Software Stack, Gig Economy, Simple Over Flexible, and Packet Radio

  1. Thoughts on Conway's Law and the Software Stack (Jessie Frazelle) -- All these problems are not small by any means. They are miscommunications at various layers of the stack. They are people thinking an interface or feature is secure when it is merely a window dressing that can be bypassed with just a bit more knowledge about the stack. I really like the advice Lea Kissner gave: “take the long view, not just the broad view.” We should do this more often when building systems.
  2. Troubles with the Open Source Gig Economy and Sustainability Tip Jar (Chris Aniszczyk) -- thoughtful long essay with a lot of links for background reading, on the challenges of sustainability via Patreon, etc., through to some signs of possibly-working models.
  3. Choose Simple Solutions Over Flexible Ones -- flexibility does not come for free.
  4. New Packet Radio (Hackaday) -- a custom radio protocol, designed to transport bidirectional IP traffic over 430MHz radio links (ham radio). This protocol is optimized for "point to multipoint" topology, with the help of managed-TDMA. Note that Hacker News commentors indicate some possible FCC violations; though, as the project comes from France, that's probably not a problem for the creators of the software.

Four short links: 25 March 2019

Hiring for Neurodiversity, Reprogrammable Molecular Computing, Retro UUCP, and Industrial Go

  1. Dell's Neurodiversity Program -- excellent work from Dell making themselves an attractive destination for folks on the autistic spectrum.
  2. Reprogrammable Molecular Computing System (Caltech) -- The researchers were able to experimentally demonstrate 6-bit molecular algorithms for a diverse set of tasks. In mathematics, their circuits tested inputs to assess if they were multiples of three, performed equality checks, and counted to 63. Other circuits drew "pictures" on the DNA "scarves," such as a zigzag, a double helix, and irregularly spaced diamonds. Probabilistic behaviors were also demonstrated, including random walks as well as a clever algorithm (originally developed by computer pioneer John von Neumann) for obtaining a fair 50/50 random choice from a biased coin. Paper.
  3. Dataforge UUCP -- it's like Cory Doctorow guestwrote our timeline: UUCP over SSH to give decentralized comms for freedom fighters.
  4. Go for Industrial Programming (Peter Bourgon) -- I’m speaking today about programming in an industrial context.

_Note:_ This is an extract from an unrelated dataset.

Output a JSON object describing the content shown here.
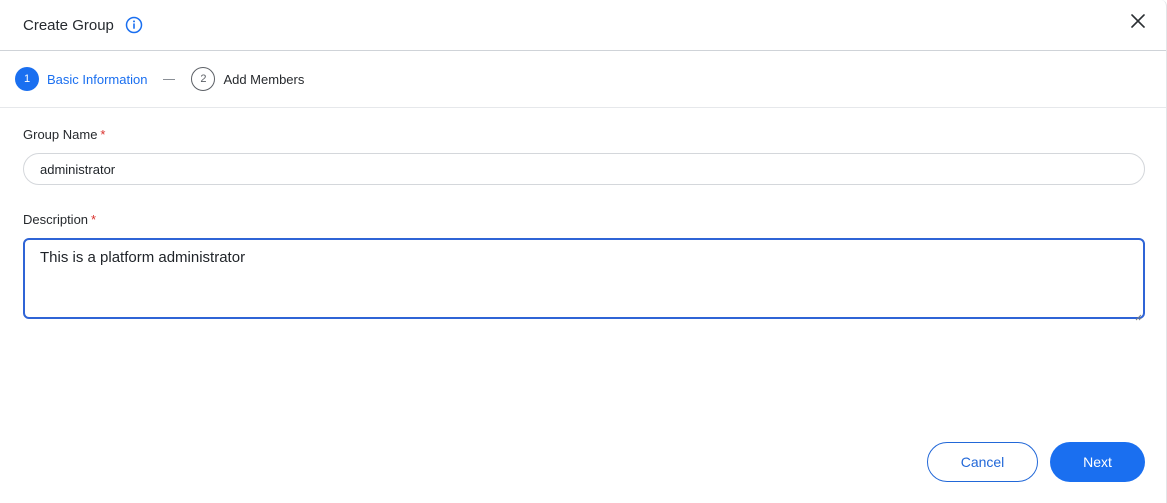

By that I mean: in a startup or corporate environment; within a team where engineers come and go; on code that outlives any single engineer; and serving highly mutable business requirements. [...] I’ve tried to select for areas that have routinely tripped up new and intermediate Gophers in organizations I’ve been a part of, and particularly those things that may have nonobvious or subtle implications. (via ceej)

Four short links: 22 March 2019

Explainable AI, Product Management, REPL for Games, and Open Source Inventory

  1. XAI -- An explainability toolbox for machine learning. Follows the Ethical Institute for AI & Machine Learning's 8 principles.
  2. The Producer Playbook -- Guidelines and best practices for producers and project managers.
  3. Repl.it Adds Graphics -- PyGame in the browser, in fast turnaround time.
  4. ScanCode Toolkit -- detects licenses, copyrights, package manifests and dependencies, and more by scanning code ... to discover and inventory open source and third-party packages used in your code.